Absent from Myers' address, which his spokesman said he tinkered with until his helicopter landed in Annapolis yesterday morning, was any direct reference to the grim news out of Iraq in recent weeks.

As casualties mount, Myers, Secretary of Defense Donald H. Rumsfeld and top military commanders are working toward the June 30 transfer of power to Iraqis. Complicating matters has been the prisoner abuse scandal at the Abu Ghraib complex.

On May 7, Myers and Rumsfeld faced intense questioning about the reported abuses from members of the House Armed Services Committee.

Instead, Myers focused yesterday on the larger battle that he said the country faces.

"Terrorists want to destroy our confidence, and with it our way of life," he said. "So there's never been a more important time to serve."

A range of emotions

Because of the overcast skies, the Blue Angels canceled their annual flyby, much to the disappointment of the 20,000 family members and friends of graduates who filled the stadium stands. Many also confessed to experiencing a range of emotions.
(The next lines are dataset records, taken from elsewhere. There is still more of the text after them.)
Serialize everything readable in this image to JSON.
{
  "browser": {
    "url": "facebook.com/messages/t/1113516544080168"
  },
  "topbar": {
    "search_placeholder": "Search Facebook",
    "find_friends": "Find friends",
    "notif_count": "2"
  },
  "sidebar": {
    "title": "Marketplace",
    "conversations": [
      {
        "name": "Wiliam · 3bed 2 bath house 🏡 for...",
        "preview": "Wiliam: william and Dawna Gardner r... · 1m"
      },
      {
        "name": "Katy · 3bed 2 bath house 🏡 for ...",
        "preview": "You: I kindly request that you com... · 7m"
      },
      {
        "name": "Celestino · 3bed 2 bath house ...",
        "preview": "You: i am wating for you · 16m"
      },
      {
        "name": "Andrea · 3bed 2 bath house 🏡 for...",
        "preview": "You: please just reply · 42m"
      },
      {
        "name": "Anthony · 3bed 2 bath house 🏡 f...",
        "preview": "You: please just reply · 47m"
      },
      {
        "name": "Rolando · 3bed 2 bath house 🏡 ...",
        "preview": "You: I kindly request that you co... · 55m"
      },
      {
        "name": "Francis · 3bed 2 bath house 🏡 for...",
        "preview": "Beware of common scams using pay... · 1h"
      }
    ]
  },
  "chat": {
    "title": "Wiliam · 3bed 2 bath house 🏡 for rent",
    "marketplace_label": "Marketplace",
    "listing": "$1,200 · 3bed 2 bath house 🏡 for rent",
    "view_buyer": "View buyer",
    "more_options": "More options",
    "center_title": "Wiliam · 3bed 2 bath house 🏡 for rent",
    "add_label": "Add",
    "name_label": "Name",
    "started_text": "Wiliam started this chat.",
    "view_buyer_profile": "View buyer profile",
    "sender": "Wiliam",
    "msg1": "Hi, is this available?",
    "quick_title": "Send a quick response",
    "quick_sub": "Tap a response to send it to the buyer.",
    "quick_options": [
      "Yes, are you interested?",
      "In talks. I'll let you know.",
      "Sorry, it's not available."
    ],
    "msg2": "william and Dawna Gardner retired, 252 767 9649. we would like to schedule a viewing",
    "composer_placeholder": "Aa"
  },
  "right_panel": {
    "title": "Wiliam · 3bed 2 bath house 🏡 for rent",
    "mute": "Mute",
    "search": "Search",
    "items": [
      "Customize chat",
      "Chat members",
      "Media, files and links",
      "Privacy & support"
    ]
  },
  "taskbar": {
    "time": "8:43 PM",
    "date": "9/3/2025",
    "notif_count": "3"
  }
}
Wiping tears from her eyes, Marilyn Light, mother of midshipman James Joshua Light, said she had experienced several bouts of weeping over the past few days.

"I lost it twice while shopping in Giant," said Light, whose son will soon begin training as a naval aviator. "I'm not worried, just incredibly proud. In peacetime or wartime, it's their decision."

"If I could go for him, I would," David Farber said of his son, Adam, who will be a naval aviator. Farber said that after four years at the academy, his son grew from a boy inspired by the film Top Gun to a naval officer with confidence.

When his son accepted his diploma, Farber leapt from his seat to photograph the moment.

"I see a man in him now," a teary-eyed Farber said. "One who is ready to go out and do what has to be done."